HLA-DR expression on circulating monocytes varies as a function of disease activity in patients with multiple sclerosis (MS), a putative immunopathological demyelinating disorder. Specifically, monocytes isolated from subjects with active MS exhibit reduced HLA-DR antigen density, and immunoregulatory aberrations such as impaired T lymphocyte-mediated suppression correlate strongly with this quantitative defect. To address the mechanism underlying this phenomenon, we compared in vitro regulation of HLA-DR by interferon beta (IFN beta), interferon gamma (IFN gamma), and lipopolysaccharide (LPS) in monocytes from patients with stable and active MS and normal individuals. Interferon-gamma and LPS enhanced monocyte expression of HLA-DR equally in both MS patient groups, suggesting that underexpression of HLA-DR in active MS was not explained by impaired in vivo monocyte responsiveness. Furthermore, interferon regulation of HLA-DR in normals and stable MS subjects was indistinguishable, indicating that aberrant interferon-mediated regulation of class II major histocompatibility complex (MHC) on circulating monocytes does not appear to be a characteristic of the MS disease state.

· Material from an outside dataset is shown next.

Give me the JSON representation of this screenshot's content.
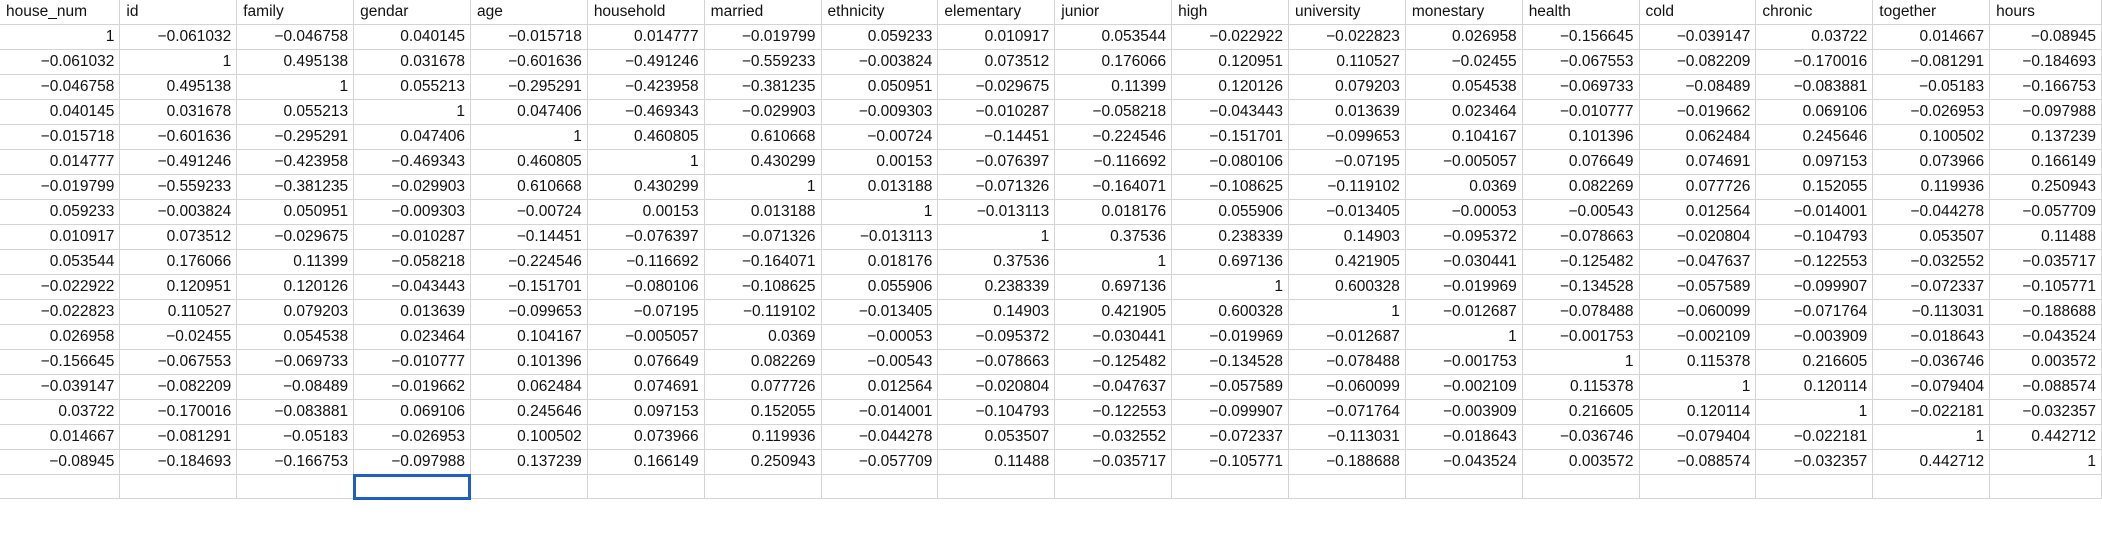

在多发性硬化症(MS)患者中,循环单核细胞上的HLA - DR表达随疾病活动而变化,MS是一种假定的免疫病理脱髓鞘疾病。具体而言,从患有活动性MS的受试者中分离出的单核细胞表现出HLA - DR抗原密度降低,并且免疫调节异常,如T淋巴细胞介导的抑制受损,与这种定量缺陷密切相关。为了探究这一现象背后的机制,我们比较了干扰素β(IFNβ)、干扰素γ(IFNγ)和脂多糖(LPS)对稳定期和活动期MS患者以及正常个体单核细胞中HLA - DR的体外调节作用。在两个MS患者组中,干扰素γ和LPS均同等程度地增强了单核细胞HLA - DR的表达,这表明活动性MS中HLA - DR的低表达不能用体内单核细胞反应性受损来解释。此外,正常人和稳定期MS受试者中HLA - DR的干扰素调节作用没有差异,这表明循环单核细胞上II类主要组织相容性复合体(MHC)的干扰素介导调节异常似乎不是MS疾病状态的特征。